Auch Arbeitnehmerkreise bestätigten demnach, dass es sich bei dem einzig verbliebenen Interessenten um ein chinesisches Unternehmen handelt. Die Chinesen haben laut Unternehmenskreisen bereits in Deutschland investiert, wie es weiter heißt. Allgaier selbst wollte sich nicht dazu äußern.

Als erster familienfremder Manager hatte Hundt 1975 die Geschäftsführung übernommen, wie es auf der Homepage der Baden-Württemberger heißt - bis er 2008 an die Spitze des Aufsichtsrates wechselte. Im Laufe der Zeit stockte er seine Anteile an Allgaier auf, inzwischen gehört der Familie des langjährigen Präsidenten des Arbeitgeberverbands BDA das gesamte Unternehmen.
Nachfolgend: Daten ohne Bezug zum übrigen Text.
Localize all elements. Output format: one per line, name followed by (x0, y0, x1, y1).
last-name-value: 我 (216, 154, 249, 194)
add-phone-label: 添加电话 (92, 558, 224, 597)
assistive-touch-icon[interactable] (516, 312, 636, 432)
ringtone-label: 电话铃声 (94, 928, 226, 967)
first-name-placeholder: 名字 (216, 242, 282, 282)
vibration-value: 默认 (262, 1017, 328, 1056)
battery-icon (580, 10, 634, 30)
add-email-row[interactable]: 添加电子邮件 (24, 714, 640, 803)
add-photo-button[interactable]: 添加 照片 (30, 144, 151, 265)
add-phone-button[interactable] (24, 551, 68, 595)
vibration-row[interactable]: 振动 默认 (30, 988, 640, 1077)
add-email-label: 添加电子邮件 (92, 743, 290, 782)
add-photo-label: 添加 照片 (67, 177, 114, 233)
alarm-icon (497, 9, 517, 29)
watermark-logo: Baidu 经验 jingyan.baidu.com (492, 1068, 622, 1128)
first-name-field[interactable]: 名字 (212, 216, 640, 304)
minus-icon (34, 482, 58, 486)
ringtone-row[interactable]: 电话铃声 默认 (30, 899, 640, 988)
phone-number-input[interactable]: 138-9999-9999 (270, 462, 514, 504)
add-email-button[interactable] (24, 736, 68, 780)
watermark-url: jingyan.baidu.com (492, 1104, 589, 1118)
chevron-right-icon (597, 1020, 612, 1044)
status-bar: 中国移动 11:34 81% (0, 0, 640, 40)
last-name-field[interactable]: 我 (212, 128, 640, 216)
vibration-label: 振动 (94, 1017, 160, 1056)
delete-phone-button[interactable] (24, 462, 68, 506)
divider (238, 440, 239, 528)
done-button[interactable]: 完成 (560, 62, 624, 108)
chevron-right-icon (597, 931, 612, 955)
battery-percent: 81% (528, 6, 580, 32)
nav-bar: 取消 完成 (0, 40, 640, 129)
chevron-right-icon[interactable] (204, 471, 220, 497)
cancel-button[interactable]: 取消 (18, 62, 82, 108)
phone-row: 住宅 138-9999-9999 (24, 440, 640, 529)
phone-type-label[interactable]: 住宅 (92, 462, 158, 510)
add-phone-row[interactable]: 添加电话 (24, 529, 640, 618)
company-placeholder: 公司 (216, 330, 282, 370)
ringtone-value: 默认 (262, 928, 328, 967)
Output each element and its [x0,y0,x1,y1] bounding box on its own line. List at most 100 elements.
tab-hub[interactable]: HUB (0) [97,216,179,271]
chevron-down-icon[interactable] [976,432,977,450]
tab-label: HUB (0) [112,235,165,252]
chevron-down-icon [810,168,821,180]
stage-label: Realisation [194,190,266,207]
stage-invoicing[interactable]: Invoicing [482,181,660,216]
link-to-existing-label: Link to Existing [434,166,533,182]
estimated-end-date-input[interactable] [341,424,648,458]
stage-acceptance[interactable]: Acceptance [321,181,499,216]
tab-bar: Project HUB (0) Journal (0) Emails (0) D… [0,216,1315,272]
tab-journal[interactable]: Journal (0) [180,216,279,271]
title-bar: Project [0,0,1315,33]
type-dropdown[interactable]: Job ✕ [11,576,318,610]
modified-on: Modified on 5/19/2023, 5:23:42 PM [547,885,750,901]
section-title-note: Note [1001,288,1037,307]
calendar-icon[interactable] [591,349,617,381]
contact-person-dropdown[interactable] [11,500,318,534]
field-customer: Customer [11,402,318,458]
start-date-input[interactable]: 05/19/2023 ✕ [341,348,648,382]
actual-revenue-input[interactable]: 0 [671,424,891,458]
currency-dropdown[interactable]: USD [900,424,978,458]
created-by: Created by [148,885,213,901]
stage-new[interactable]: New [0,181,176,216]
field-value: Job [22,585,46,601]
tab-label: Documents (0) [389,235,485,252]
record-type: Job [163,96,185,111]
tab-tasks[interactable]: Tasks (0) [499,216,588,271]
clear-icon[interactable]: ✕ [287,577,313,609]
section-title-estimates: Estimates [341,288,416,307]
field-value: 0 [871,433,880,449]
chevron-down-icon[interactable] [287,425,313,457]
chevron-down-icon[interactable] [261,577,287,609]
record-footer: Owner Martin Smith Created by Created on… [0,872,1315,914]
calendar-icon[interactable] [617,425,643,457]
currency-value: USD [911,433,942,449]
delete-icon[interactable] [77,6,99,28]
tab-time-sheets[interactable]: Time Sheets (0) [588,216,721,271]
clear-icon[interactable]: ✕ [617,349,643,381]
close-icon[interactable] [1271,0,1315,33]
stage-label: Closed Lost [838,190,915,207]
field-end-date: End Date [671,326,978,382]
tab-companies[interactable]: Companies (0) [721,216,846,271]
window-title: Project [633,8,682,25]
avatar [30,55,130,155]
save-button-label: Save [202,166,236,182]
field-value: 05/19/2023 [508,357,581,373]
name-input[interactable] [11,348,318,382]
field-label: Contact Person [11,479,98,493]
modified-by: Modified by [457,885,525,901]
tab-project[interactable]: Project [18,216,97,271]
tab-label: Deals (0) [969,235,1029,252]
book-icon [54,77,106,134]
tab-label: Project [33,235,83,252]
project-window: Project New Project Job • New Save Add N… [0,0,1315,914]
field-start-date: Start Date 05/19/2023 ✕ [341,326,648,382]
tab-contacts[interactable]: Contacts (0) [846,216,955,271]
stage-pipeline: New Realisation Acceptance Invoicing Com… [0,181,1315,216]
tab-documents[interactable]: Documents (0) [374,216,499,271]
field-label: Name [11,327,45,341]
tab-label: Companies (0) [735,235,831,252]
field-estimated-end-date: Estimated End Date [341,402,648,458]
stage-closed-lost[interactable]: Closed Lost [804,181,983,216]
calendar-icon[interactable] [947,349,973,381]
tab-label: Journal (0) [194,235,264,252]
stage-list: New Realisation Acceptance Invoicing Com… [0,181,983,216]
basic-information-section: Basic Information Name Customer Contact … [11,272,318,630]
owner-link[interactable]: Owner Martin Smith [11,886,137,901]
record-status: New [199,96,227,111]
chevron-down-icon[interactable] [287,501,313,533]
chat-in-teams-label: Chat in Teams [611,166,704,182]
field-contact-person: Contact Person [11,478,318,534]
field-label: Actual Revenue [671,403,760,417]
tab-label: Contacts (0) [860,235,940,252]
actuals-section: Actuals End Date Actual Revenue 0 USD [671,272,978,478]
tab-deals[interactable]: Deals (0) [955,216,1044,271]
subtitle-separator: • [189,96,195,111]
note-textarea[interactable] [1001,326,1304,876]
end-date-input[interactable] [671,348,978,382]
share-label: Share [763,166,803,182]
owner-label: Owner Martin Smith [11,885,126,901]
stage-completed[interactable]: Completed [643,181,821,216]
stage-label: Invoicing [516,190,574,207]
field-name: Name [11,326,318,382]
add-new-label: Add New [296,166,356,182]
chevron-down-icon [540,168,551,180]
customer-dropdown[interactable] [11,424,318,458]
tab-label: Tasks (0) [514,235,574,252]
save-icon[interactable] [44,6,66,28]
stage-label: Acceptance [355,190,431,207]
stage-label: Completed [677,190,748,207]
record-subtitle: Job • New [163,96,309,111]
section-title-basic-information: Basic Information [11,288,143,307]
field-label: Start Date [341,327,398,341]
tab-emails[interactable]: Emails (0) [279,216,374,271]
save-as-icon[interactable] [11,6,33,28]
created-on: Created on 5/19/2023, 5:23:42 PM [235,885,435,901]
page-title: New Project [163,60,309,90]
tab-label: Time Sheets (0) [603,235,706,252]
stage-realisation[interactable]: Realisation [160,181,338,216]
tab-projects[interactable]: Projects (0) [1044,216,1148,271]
Dieter-Hundt-Allee in Südchina

Der Zulieferer mit dem Spezialgebiet Karosserie- und Sonderwerkzeugbau mit noch 1700 Beschäftigten habe jedoch seit einigen Jahren erhebliche Probleme, schreibt die Zeitung - die durch Corona verschärft worden seien. Das Unternehmen mit einem Jahresumsatz zwischen 400 und 500 Millionen Euro drückten Schulden, 2020 machte es Verluste. Seit vier Jahren verzichteten die Beschäftigten auf Urlaubs- und Weihnachtsgeld. Bis 2024 läuft dem Bericht zufolge ein Sanierungsplan inklusive massivem Stellenabbau.

Als Arbeitgeberpräsident machte sich Hundt für den Standort Deutschland stark, als Unternehmer pflegte er aber gute Kontakte nach China, wie es weiter heißt. In der südchinesischen Stadt Jieyang wurde sogar eine Straße nach ihm benannt: die Dieter-Hundt-Allee.